Please check the translation. It's impossible for all conditions to hold simultaneously. Let $A$ be the set of students who solve exactly one problem, and $B=A'$. Pick a pair of students in $A$, $\rightarrow$ all students in $A$ must solve the same problem, called $X$. Pick a pair of students in $A$ and $B$, $\rightarrow$ all students in $B$ must also solve $X$. Pick a pair of students in $B$ (we have $|B| \geq 2$), $\rightarrow$ apart from $X$, the problems solved by each one in $B$ are disjoint. Pick a pair of problems that are solved by $b_1,b_2 \in B$ (apart from $X$), $\rightarrow$ one student solves both of them, a contradiction.

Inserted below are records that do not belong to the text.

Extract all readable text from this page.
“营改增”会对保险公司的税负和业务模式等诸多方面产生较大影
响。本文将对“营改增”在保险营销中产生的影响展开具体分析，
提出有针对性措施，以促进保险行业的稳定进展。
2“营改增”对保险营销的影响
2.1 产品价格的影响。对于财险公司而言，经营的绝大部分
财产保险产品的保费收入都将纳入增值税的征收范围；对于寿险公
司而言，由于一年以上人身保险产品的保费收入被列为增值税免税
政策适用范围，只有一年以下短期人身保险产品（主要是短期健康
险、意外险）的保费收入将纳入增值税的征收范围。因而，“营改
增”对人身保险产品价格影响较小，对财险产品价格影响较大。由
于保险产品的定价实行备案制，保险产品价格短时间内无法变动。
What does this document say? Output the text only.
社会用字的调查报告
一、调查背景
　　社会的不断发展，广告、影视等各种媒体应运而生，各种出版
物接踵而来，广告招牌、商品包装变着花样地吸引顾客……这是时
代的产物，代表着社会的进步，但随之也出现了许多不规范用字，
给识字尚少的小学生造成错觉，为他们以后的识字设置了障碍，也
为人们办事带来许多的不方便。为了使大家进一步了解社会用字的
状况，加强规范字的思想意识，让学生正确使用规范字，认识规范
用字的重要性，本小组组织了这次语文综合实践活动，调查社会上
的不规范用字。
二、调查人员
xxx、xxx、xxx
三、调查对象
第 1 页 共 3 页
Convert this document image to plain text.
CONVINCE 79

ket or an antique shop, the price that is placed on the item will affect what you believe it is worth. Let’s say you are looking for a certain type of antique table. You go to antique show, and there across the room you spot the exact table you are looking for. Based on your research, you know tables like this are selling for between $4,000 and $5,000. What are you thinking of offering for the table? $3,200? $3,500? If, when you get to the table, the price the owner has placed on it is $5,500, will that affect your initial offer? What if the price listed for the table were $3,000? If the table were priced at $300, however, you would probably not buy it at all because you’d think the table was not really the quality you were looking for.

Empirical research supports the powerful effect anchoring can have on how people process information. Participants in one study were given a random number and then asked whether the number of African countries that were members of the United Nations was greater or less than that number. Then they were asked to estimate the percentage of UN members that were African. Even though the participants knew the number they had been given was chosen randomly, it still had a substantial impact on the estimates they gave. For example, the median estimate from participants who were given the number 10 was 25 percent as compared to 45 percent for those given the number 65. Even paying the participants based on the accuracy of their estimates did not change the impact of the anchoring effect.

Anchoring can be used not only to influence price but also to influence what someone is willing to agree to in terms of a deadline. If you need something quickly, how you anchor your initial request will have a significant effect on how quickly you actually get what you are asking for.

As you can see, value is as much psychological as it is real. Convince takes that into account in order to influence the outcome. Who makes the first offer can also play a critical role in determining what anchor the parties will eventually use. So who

carefully wrote: Please check the translation. It's impossible for all conditions to hold simultaneously. Let $A$ be the set of students who solve exactly one problem, and $B=A'$. Pick a pair of students in $A$, $\rightarrow$ all students in $A$ must solve the same problem, called $X$. Pick a pair of students in $A$ and $B$, $\rightarrow$ all students in $B$ must also solve $X$. Pick a pair of students in $B$ (we have $|B| \geq 2$), $\rightarrow$ apart from $X$, the problems solved by each one in $B$ are disjoint. Pick a pair of problems that are solved by $b_1,b_2 \in B$ (apart from $X$), $\rightarrow$ one student solves both of them, a contradiction. Thank you for your consideration, the last constraint was indeed translated incorrectly. It is fixed now.

This is equivalent to an existence of a combinatorial design. If there are no additional constraints, then there are multiple solutions to this, e.g. $q^2+q+1$, where $q$ is a power of prime. We only know that the number of students must be in the form $q^2+q+1$, but finding all satisfying $q$ is an open problem.